Point C divides chord AB into segments 12 cm and 14 cm long. Find the radius of the circle
Point C divides chord AB into segments 12 cm and 14 cm long. Find the radius of the circle if the distance from the center of the circle to point C is 11 cm.
Let us determine the length of the chord AB.
AB = AC + BC = 12 + 14 = 28 cm.
Let’s draw the radii OA and OB from the center of the circle. Since ОА = ОВ = R, the triangle AOB is isosceles.
Let’s draw the height OH of the triangle AOB, which will also be the median of the triangle.
Then AH = BH = AB / 2 = 28/2 = 14 cm.
Segment CH = AН – AC = 14 – 12 = 2 cm.
In a right-angled triangle СOН, according to the Pythagorean theorem, we determine the length of the leg OH.

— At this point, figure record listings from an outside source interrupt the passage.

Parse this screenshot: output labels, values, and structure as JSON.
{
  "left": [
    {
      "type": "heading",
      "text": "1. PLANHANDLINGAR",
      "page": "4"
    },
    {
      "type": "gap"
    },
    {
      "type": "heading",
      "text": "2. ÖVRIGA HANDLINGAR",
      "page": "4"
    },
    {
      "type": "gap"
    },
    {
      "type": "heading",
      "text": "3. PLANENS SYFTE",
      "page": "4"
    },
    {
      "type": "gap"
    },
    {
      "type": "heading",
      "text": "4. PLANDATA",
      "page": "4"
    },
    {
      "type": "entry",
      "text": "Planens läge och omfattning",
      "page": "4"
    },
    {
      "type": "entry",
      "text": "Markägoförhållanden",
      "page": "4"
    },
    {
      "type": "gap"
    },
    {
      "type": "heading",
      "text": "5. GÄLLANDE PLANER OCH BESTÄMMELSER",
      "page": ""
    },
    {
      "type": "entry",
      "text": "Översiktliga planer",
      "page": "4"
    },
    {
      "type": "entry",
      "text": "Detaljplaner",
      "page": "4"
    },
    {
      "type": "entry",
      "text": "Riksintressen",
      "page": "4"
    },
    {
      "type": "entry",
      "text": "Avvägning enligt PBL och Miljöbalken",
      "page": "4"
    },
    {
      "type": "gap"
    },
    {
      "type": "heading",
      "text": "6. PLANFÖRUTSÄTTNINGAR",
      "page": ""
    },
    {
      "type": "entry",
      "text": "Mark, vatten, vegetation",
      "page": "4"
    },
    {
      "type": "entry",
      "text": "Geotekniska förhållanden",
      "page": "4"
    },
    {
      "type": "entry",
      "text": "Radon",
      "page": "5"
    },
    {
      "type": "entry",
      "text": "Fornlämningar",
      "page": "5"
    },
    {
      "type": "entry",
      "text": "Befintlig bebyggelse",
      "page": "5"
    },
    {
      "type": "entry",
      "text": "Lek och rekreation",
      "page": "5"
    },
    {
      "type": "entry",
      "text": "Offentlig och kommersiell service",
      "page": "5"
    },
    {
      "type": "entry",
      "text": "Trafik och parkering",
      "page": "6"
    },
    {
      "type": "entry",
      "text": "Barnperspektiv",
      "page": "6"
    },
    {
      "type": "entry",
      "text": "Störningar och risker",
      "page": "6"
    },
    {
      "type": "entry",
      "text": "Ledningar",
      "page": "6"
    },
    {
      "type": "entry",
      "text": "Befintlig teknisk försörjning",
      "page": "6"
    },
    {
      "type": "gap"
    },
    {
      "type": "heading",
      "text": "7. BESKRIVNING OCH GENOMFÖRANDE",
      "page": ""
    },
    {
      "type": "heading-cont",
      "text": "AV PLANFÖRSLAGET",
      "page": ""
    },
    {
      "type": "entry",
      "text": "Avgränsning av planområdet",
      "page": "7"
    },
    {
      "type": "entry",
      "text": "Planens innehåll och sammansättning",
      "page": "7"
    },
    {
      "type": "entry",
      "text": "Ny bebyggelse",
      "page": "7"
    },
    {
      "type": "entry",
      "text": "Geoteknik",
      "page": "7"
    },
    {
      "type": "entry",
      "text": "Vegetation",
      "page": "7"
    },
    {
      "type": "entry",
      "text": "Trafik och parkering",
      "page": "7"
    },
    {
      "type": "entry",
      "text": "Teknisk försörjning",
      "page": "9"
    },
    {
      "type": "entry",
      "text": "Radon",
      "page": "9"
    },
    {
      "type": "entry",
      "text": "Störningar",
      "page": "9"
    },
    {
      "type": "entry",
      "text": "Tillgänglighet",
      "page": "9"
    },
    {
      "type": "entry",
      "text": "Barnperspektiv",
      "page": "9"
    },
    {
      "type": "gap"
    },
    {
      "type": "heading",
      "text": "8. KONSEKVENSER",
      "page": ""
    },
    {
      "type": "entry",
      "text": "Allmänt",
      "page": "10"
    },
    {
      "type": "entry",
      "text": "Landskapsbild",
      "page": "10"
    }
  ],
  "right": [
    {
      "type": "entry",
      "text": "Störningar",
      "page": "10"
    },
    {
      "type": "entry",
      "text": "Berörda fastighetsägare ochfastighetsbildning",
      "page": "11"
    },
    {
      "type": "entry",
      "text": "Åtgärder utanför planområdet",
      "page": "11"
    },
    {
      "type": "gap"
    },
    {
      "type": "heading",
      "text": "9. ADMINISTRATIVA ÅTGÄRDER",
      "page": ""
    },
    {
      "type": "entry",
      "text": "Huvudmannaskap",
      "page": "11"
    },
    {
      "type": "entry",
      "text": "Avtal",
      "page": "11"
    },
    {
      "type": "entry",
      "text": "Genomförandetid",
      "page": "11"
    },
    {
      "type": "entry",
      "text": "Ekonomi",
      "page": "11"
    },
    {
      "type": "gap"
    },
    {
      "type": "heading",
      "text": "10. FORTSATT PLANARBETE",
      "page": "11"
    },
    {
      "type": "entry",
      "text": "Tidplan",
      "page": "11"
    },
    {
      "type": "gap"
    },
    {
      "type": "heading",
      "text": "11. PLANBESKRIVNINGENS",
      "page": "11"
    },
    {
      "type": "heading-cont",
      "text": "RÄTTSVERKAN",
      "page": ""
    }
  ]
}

OH ^ 2 = OC ^ 2 – CH ^ 2 = 11 ^ 2 – 2 ^ 2 = 121 – 4 = 117.
In a right-angled triangle AOН, by the Pythagorean theorem, we determine the length of the hypotenuse OA.
OA ^ 2 = AH ^ 2 + OH ^ 2 = 196 + 117 = 313.
ОА = R = √313 cm.
Answer: The radius of the circle is √313 cm.